そこからいくと『ヤマト』はいろんな情報量がかなり抜かれていて、なおかつ、青を主体としたというのは想像ですけど、冷たい宇宙にしたかったんじゃないかな。
※『宇宙の騎士テッカマン』
1975年に放映されたタツノコプロ制作のSFアニメ。太陽系の果てまで人類は進出していたが、地球は原水爆や公害の汚染物質で滅亡しつつあった。そこに追い討ちをかけるように宇宙征服を企むワルダスターが立ちはだかる。
谷口氏:
要するに『ヤマト』の単体の旅であるという形で。
小倉氏:
あとヤマト自体の色がグレーじゃない。あの掟破りの。
谷口氏:
まさにその通りで、ヤマトが背景の宇宙の色に溶け込まないようにした、というところもあっての宇宙の色だったんだろうなと思うんです。
イシイ氏:
渋かったですよね。青が綺麗で、すごく孤独感がありました。
小倉氏:
寒色系ですよね。
谷口氏:
富野(由悠季)さんは『機動戦士Zガンダム』のときもそうだったのかな。『逆襲のシャア』のときもそうだったけど、通常の暗い宇宙とコックピットごしに見える、青く上げてある宇宙。そういう形の切り替えは使っておられましたね。
小倉氏:
『宇宙戦艦ヤマト2199』以降は黒宇宙を使うんですよ。
谷口氏:
ですよね。デジタルになった影響で、事前に画面のルックの状態がよくわかるようになったりとか、調整できるようになりましたから。家庭や局の機材も変わったし。

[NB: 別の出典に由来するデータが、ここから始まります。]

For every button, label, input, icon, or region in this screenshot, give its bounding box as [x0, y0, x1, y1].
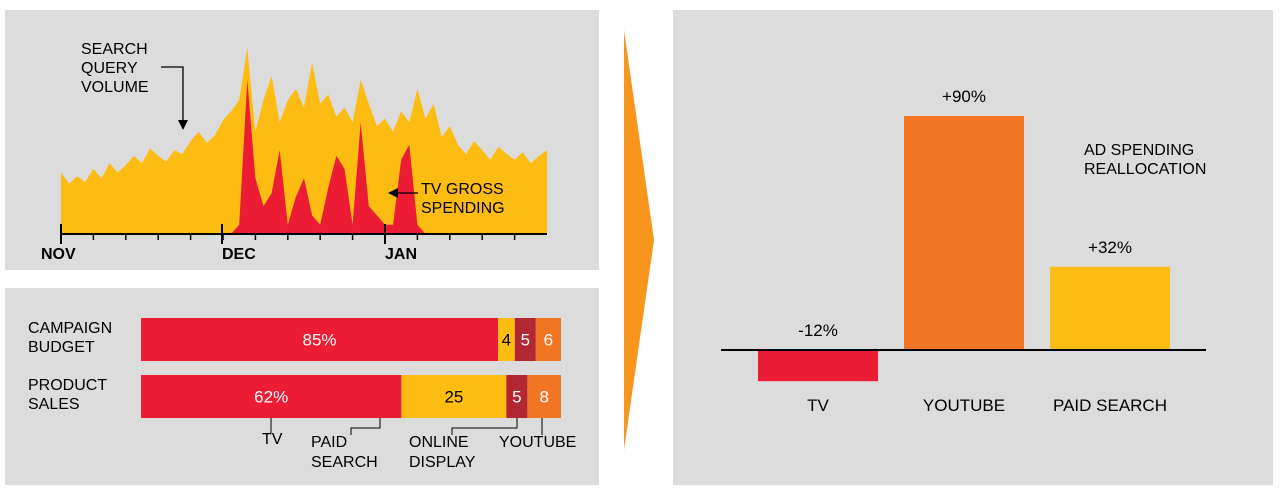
realloc-value-label: +90% — [942, 87, 986, 106]
tv-gross-spending-area — [61, 79, 547, 234]
realloc-category-label: YOUTUBE — [923, 396, 1005, 415]
realloc-value-label: +32% — [1088, 238, 1132, 257]
tick-label-dec: DEC — [222, 246, 256, 263]
search-annotation-line1: SEARCH — [81, 41, 148, 58]
bar-segment-tv — [141, 375, 402, 418]
row-label-sales-line1: PRODUCT — [28, 377, 107, 394]
tick-label-nov: NOV — [41, 246, 76, 263]
bar-segment-label: 8 — [539, 388, 548, 407]
realloc-bar-paid-search — [1050, 266, 1170, 350]
tv-arrowhead-icon — [388, 188, 398, 198]
x-minor-ticks — [92, 234, 516, 240]
bar-segment-paid-search — [401, 375, 507, 418]
tick-label-jan: JAN — [385, 246, 417, 263]
bar-segment-paid-search — [498, 318, 515, 361]
bar-segment-tv — [141, 318, 498, 361]
bar-segment-label: 5 — [512, 388, 521, 407]
search-vs-tv-panel: NOV DEC JAN SEARCH QUERY VOLUME TV GROSS… — [5, 10, 599, 270]
legend-youtube: YOUTUBE — [499, 434, 576, 451]
bar-segment-label: 25 — [444, 388, 463, 407]
row-label-sales-line2: SALES — [28, 396, 80, 413]
legend-leader-paid-search — [350, 418, 381, 435]
area-chart: NOV DEC JAN SEARCH QUERY VOLUME TV GROSS… — [41, 41, 547, 263]
stacked-bars: 85% 4 5 662% 25 5 8 — [141, 318, 561, 418]
realloc-bar-tv — [758, 350, 878, 382]
realloc-category-label: PAID SEARCH — [1053, 396, 1167, 415]
tv-annotation-line1: TV GROSS — [421, 181, 504, 198]
realloc-value-label: -12% — [798, 321, 838, 340]
ad-spending-reallocation-panel: AD SPENDING REALLOCATION -12% TV +90% YOUTU… — [673, 10, 1273, 485]
legend-leader-online-display — [451, 418, 518, 435]
search-annotation-line2: QUERY — [81, 60, 138, 77]
bar-segment-label: 5 — [521, 331, 530, 350]
bar-segment-youtube — [527, 375, 561, 418]
chart-title-line1: AD SPENDING — [1084, 142, 1194, 159]
search-leader-line — [161, 66, 184, 122]
legend-tv: TV — [262, 431, 283, 448]
realloc-bar-youtube — [904, 116, 1024, 350]
row-label-budget-line1: CAMPAIGN — [28, 320, 112, 337]
search-query-volume-area — [61, 48, 547, 234]
row-label-budget-line2: BUDGET — [28, 339, 95, 356]
stacked-bar-chart: CAMPAIGN BUDGET PRODUCT SALES 85% 4 5 662% 2… — [28, 318, 576, 471]
bar-segment-label: 62% — [254, 388, 288, 407]
bar-segment-online-display — [514, 318, 536, 361]
realloc-category-label: TV — [807, 396, 829, 415]
search-arrowhead-icon — [178, 120, 188, 130]
legend-paid-search-line1: PAID — [311, 434, 347, 451]
legend-paid-search-line2: SEARCH — [311, 454, 378, 471]
bar-segment-label: 6 — [544, 331, 553, 350]
legend-online-display-line1: ONLINE — [409, 434, 469, 451]
arrow-right-icon — [624, 30, 654, 450]
chart-title-line2: REALLOCATION — [1084, 161, 1206, 178]
legend-online-display-line2: DISPLAY — [409, 454, 476, 471]
bar-segment-label: 85% — [302, 331, 336, 350]
search-annotation-line3: VOLUME — [81, 79, 149, 96]
reallocation-bar-chart: AD SPENDING REALLOCATION -12% TV +90% YOUTU… — [721, 87, 1206, 415]
reallocation-bars: -12% TV +90% YOUTUBE +32% PAID SEARCH — [758, 87, 1170, 415]
bar-segment-label: 4 — [502, 331, 511, 350]
bar-segment-youtube — [535, 318, 561, 361]
tv-annotation-line2: SPENDING — [421, 200, 505, 217]
bar-segment-online-display — [506, 375, 528, 418]
budget-vs-sales-panel: CAMPAIGN BUDGET PRODUCT SALES 85% 4 5 6 62% 2… — [5, 288, 599, 485]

フィルム作品の場合、大概はまずフィルムテストをやりましたね。コダックのフィルムを使うのか、富士フィルムを使うのか。
両方のフィルムを使って背景ボードと色味を撮って、「じゃあ今回の作品はコダックの色味がいいよね」といった具合で決めていました。
小倉氏:
『スタートレック2 カーンの逆襲』のパンフレットを見たら、フジカラーって書いてありましたもん。あ、そうなんだって。
谷口氏:
(笑)。
イシイ氏:
アニメにおける、宇宙表現映像の歴史はなかなか面白いですね。『プラネテス』はデジタルがどこまで入っていたんですか。
谷口氏:
撮影はすべてデジタルですね。
小倉氏:
作画が超アナログで。
谷口氏:
あははは、作画は手です。手力ですよね。当時、CGで出来る点数っていうのがある程度限られていましたし、CGでできる表現っていうのも限られていたので、そうすると確実な技術は手だっていう。
小倉氏:
そうなんですけど、あのメンツがいなければできなかったような気もする。